Sumit Singhal loves modern architecture. He comes from a family of builders who have built more than 20 projects in the last ten years near Delhi in India. He has recently started writing about the architectural projects that catch his imagination.
Gavroche Centre for Children in Saint-Ouen, France by SOA Architectes
November 10th, 2011 by Sumit Singhal
Article source: SOA Architectes
The Gavroche centre for children is a cultural and educational facility situated in the heart of the Victor Hugo development. The latter is part of a large urban renewal scheme consisting principally of housing, offices and commercial buildings organised around the Victor Hugo Garden.
The complex triangular plot is located within a heterogeneous built fabric: the park to the West, old town houses to the North and several new 5 storey buildings to the South. The depth of the site provides the building with three different orientations. The workshops and games rooms are therefore turned towards the garden, most of the spaces benefiting from an unobstructed view out onto greenery. The entrance space, with its forecourt set back from the street, acts as an urban connection with the rue Arago. The building slots into this complex site, preserving, as much as possible, a certain continuity with the existing urban fabric as well as with the layout of the Victor Hugo Garden.

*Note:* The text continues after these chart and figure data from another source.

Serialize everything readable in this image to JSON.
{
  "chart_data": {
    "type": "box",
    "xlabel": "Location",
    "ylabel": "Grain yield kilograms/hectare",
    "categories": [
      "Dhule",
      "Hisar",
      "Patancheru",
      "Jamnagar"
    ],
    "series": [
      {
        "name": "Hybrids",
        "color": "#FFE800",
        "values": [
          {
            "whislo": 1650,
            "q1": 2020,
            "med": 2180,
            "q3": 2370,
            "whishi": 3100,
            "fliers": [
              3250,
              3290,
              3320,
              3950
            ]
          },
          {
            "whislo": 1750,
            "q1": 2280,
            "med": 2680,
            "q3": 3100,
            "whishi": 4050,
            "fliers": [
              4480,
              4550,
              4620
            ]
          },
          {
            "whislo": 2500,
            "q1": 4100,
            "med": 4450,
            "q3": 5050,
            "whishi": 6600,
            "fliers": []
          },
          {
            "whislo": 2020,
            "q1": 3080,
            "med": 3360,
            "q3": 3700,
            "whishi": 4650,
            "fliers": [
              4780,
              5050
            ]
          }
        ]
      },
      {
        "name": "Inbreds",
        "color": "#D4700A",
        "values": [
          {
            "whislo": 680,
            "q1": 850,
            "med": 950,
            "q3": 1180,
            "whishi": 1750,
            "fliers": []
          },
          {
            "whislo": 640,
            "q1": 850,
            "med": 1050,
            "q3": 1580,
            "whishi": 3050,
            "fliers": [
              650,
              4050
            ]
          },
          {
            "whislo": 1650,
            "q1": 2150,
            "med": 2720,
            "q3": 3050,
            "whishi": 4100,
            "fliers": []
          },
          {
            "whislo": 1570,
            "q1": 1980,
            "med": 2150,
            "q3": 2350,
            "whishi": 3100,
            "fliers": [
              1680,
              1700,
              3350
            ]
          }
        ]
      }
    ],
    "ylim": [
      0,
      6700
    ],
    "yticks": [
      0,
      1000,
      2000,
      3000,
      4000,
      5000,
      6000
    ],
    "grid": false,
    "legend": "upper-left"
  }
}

The children’s centre stands out as a public facility. The scheme demonstrates cultural, educational and civic intentions with a strong social integration objective. The centre is a place for educational leisure, where children and adolescents are able to develop their own individuality through collective games and workshops. The building’s functional organisation evolves around the central hall, focal point of the centre, entirely open to the public. Firstly, the scheme rests on a plinth consisting of horizontal lines echoing the configuration of the park. This base supports a number of timber boxes, which appear to be light structures with varied panelling, set out in a fragmented way. The interior layout of the ground floor favours open spaces with maximum transparency, adapted to natural lighting requirements, as well as acoustic conditions. The rigorous organisation of the different entities allows for a great legibility of the various uses, while facilitating the children and visitor’s orientation throughout the building. This is also achieved with the use of a colorimetric language and appropriate signage.